Later that night I saw MoMo for the first time in a couple of weeks. The fact that their daughter is friends with not only a boy but a foreigner has worried them enough that they've told her not to see me anymore. Her parents' friends saw us walking on the street and talking and said we are "too close". As Andrew sarcastically put it, "yes, you are too close because you talk to her and listen to what she says; when you see her you ought to have your arms draped around another guy friend, smoking and drinking and ignoring her". The worlds of males and females are much more separate here; if you are seen with a single female everyone assumes you plan on marrying her.
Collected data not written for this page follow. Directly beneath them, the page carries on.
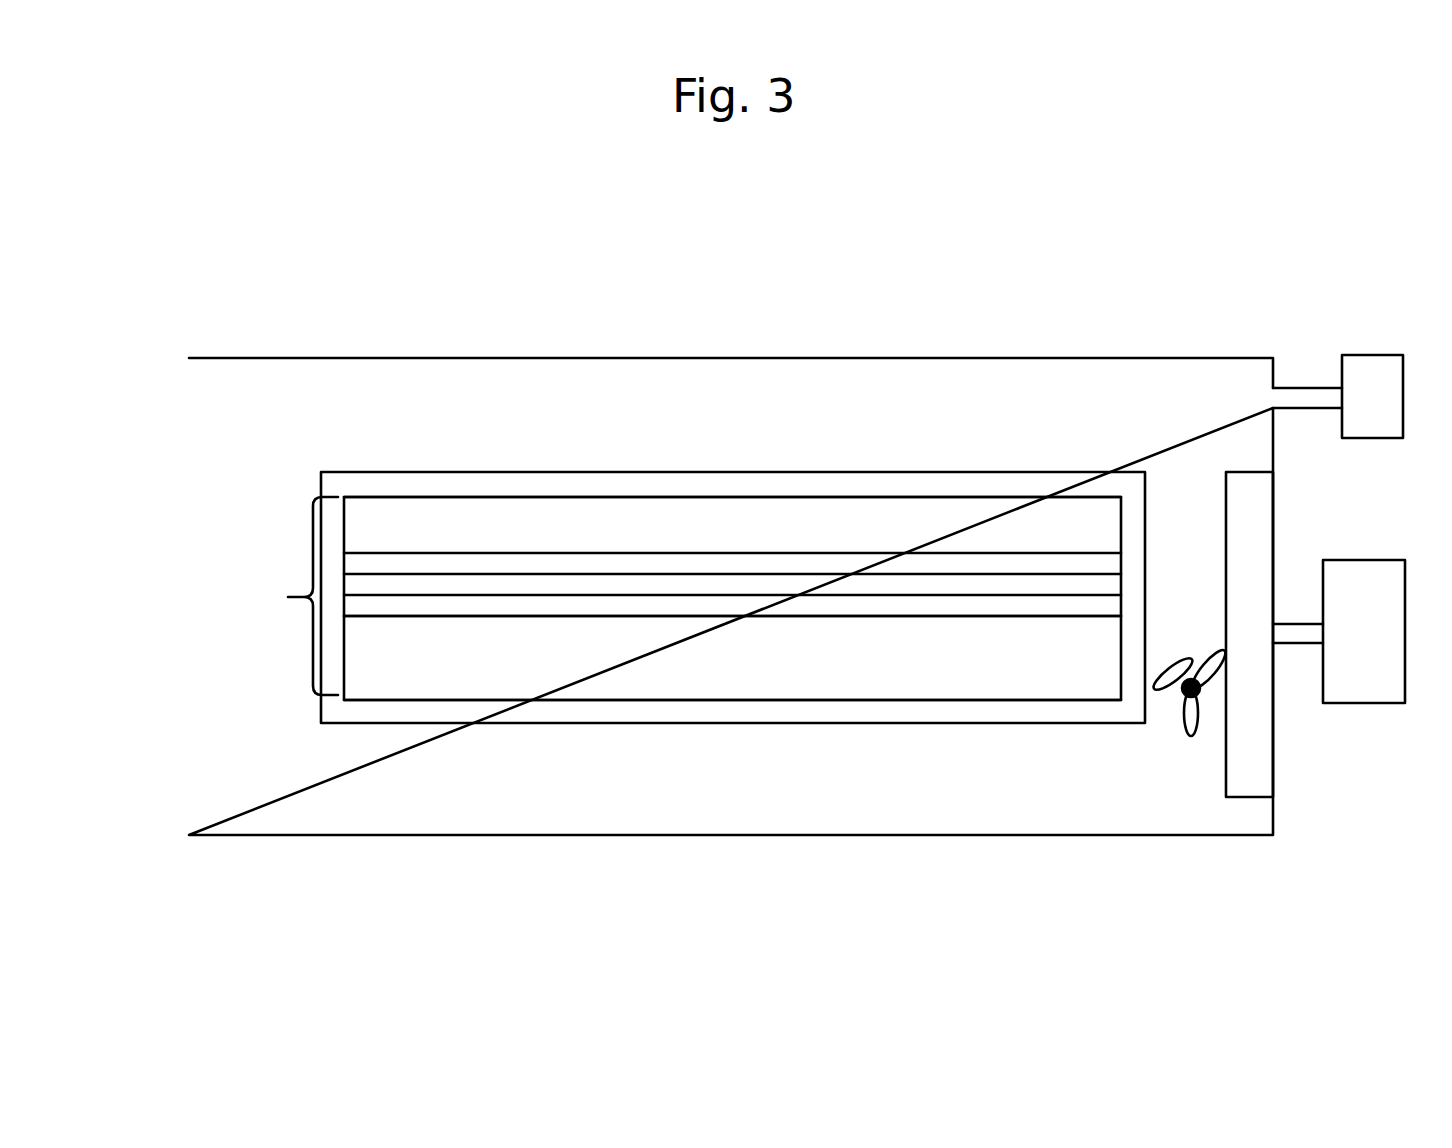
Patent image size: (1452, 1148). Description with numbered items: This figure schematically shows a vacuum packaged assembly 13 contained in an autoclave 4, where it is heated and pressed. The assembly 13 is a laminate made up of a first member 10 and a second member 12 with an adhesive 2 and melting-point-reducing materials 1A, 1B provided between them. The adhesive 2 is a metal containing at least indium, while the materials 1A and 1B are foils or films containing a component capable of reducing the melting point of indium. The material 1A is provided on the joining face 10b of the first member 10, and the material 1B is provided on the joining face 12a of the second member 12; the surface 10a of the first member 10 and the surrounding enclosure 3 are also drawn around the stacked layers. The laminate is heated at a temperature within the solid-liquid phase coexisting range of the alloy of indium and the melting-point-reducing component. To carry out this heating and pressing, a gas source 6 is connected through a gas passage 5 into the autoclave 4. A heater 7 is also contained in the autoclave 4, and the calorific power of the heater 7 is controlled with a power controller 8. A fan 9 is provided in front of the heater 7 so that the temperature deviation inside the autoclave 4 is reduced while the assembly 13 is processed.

The material for reducing the indium melting point 1A is at (805, 567).
The material for reducing the indium melting point 1B is at (662, 605).
The adhesive 2 is at (748, 587).
The cell case 3 is at (1010, 487).
The autoclave 4 is at (1113, 358).
The gas passage 5 is at (1302, 388).
The gas source 6 is at (1372, 396).
The heater 7 is at (1249, 634).
The power controller 8 is at (1339, 631).
The fan 9 is at (1192, 736).
The first member 10 is at (1065, 532).
The upper plate surface 10a is at (938, 495).
The joining face 10b is at (977, 553).
The second member 12 is at (1042, 688).
The joining face 12a is at (497, 618).
The vacuum packaged assembly 13 is at (289, 596).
MoMo's parents told her she should stop being friends with me and find a boy to marry, as if she is allowed one male at a time only to talk to.

On Sunday I finally got around to visiting the Great Buddha Temple, the one tourist draw of Zhangye and the reason it is mentioned in the Lonely Planet China Guide. I went with Joy, Fiona, and Sarah, who tend to call or randomly show up at my door more often now that Andrew is gone (Joy: "do you miss Andrew?" Me: "um... he's only been gone one day" Joy: "but we miss him very much!"). The tickets were a special price of 5 yuan, which as it turns out was because you couldn't see the big Budda statue at all (the largest reclining Buddha statue in China), only the surrounding buildings. There was a procession of monks and Buddhist laypersons walking a circle and repeating a prayer (mantra perhaps?), something about Guanyin, the Buddhist goddess of mercy who is popular in China. Because Chinese words sound so similar, to my ears I was hearing "that juice is also not there", which I was simply shocked to find wasn't correct.